Até o fechamento desta edição de O CORREIO DE HOJE, o documento contava com 22 assinaturas de membros de 17 diretórios estaduais do MDB.
O presidente do diretório do Rio Grande do Norte, vice-governador Walter Alves, não assina o texto. No RN, o MDB se afastou do PT nas últimas semanas, e Walter Alves declarou apoio à candidatura do prefeito de Mossoró, Allyson Bezerra (União), ao Governo do Estado. Apesar disso, afirmou que apoiará a reeleição de Lula e não descartou aderir à candidatura da atual governadora Fátima Bezerra (PT) ao Senado.
A manifestação dos diretórios ocorre em meio a negociações de bastidores entre o presidente Lula e dirigentes do MDB sobre a possibilidade de indicação de um nome da sigla para a vaga de vice-presidente na chapa à reeleição. O atual vice, Geraldo Alckmin, é do PSB.
Mesmo tendo nomes próximos ao governo federal, como o senador Renan Calheiros e a ministra do Planejamento, Simone Tebet, o MDB reúne grupos com posições diferentes dentro do partido. Lideranças regionais, principalmente de Estados governados pelo centro ou pela direita, preferem que a sigla se distancie da chapa petista.
A inciativa de organizar um manifesto contrário à aliança com Lula partiu do diretor do MDB de Goiás, o vice-governador Daniel Vilela (MDB).
Além dos presidentes estaduais, outros nomes de peso do partido assinaram o manifesto, como os prefeitos de São Paulo, Ricardo Nunes, e de Porto Alegre, Sebastião Melo, bem como o deputado federal Alceu Moreira (RS), presidente da Fundação Ulysses Guimarães. Os vice-governadores do Rio Grande do Sul, Gabriel Souza, e do Espírito Santo, Ricardo Ferraço, também são signatários do documento. O vice-governador goiano, Daniel Vilela, defende que é preciso que uma reunião da executiva nacional seja convocada “com a máxima urgência” para deliberar sobre o assunto.

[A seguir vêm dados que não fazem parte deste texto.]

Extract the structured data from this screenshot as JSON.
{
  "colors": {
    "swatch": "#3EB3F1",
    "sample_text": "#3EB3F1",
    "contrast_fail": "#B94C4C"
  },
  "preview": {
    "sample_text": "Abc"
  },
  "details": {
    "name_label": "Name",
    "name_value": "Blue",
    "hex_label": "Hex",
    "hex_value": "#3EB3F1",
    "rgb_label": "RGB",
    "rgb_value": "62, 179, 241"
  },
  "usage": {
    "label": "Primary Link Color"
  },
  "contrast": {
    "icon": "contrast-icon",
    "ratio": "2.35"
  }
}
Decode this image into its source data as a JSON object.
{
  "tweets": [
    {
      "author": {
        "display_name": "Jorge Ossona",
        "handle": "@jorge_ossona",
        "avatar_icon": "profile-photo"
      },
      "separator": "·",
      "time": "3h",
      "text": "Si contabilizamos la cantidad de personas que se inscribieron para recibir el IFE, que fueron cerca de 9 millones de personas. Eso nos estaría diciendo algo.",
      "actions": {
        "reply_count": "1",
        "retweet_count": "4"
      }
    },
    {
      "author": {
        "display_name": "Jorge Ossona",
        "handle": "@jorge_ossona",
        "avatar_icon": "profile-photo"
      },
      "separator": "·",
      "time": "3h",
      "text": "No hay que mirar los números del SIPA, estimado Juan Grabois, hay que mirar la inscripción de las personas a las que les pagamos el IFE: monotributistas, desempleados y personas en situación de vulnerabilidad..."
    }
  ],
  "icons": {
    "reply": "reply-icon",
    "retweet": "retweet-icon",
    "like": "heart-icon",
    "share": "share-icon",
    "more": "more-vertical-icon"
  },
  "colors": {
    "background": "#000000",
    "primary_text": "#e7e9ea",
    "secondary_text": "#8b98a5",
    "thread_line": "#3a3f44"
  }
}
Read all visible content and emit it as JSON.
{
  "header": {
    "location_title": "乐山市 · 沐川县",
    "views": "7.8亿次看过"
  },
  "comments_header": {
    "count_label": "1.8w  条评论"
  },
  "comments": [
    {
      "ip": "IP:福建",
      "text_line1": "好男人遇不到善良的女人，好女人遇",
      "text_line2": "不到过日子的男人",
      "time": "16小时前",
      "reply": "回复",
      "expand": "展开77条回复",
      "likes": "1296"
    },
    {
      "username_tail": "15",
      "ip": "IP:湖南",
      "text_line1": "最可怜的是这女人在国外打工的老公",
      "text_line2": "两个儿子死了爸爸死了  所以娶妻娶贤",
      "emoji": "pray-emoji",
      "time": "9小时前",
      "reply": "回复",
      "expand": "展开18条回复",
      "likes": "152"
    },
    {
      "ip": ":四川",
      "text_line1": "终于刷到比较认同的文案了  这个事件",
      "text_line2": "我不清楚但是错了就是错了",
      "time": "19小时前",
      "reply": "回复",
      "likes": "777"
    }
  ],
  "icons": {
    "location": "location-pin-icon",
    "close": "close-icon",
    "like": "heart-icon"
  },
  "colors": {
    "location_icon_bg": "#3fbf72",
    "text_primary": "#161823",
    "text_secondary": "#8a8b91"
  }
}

Vilela menciona que o partido foi ofendido durante o desfile da escola de samba Acadêmicos de Niterói, que homenageou o presidente Lula no carnaval do Rio de Janeiro deste ano.
“Entendo que é inconcebível que um partido com a história e o tamanho do MDB seja alvo de ataques desarrazoados, taxado como golpista até em desfile de carnaval patrocinado pelo atual governo do PT, sem manifestar sua profunda insatisfação”, escreveu o vice-governador.
Na apresentação, a escola fez referência a última aliança entre PT e MDB na Presidência da República, durante os governos da ex-presidente Dilma Rousseff, entre 2011 e 2016. À época, o MDB – então PMDB – integrou a coalizão governista e indicou o vice-presidente Michel Temer, compondo a chapa vencedora nas eleições de 2010 e 2014.
A aliança foi rompida em 2016, quando o MDB desembarcou do governo e passou a apoiar o processo de impeachment de Dilma no Congresso. Desde então, as duas siglas não voltaram a formar uma coalizão nacional nos mesmos moldes, apesar de o atual governo do presidente Lula contar com três emedebistas na Esplanada e manter negociações pontuais com o partido.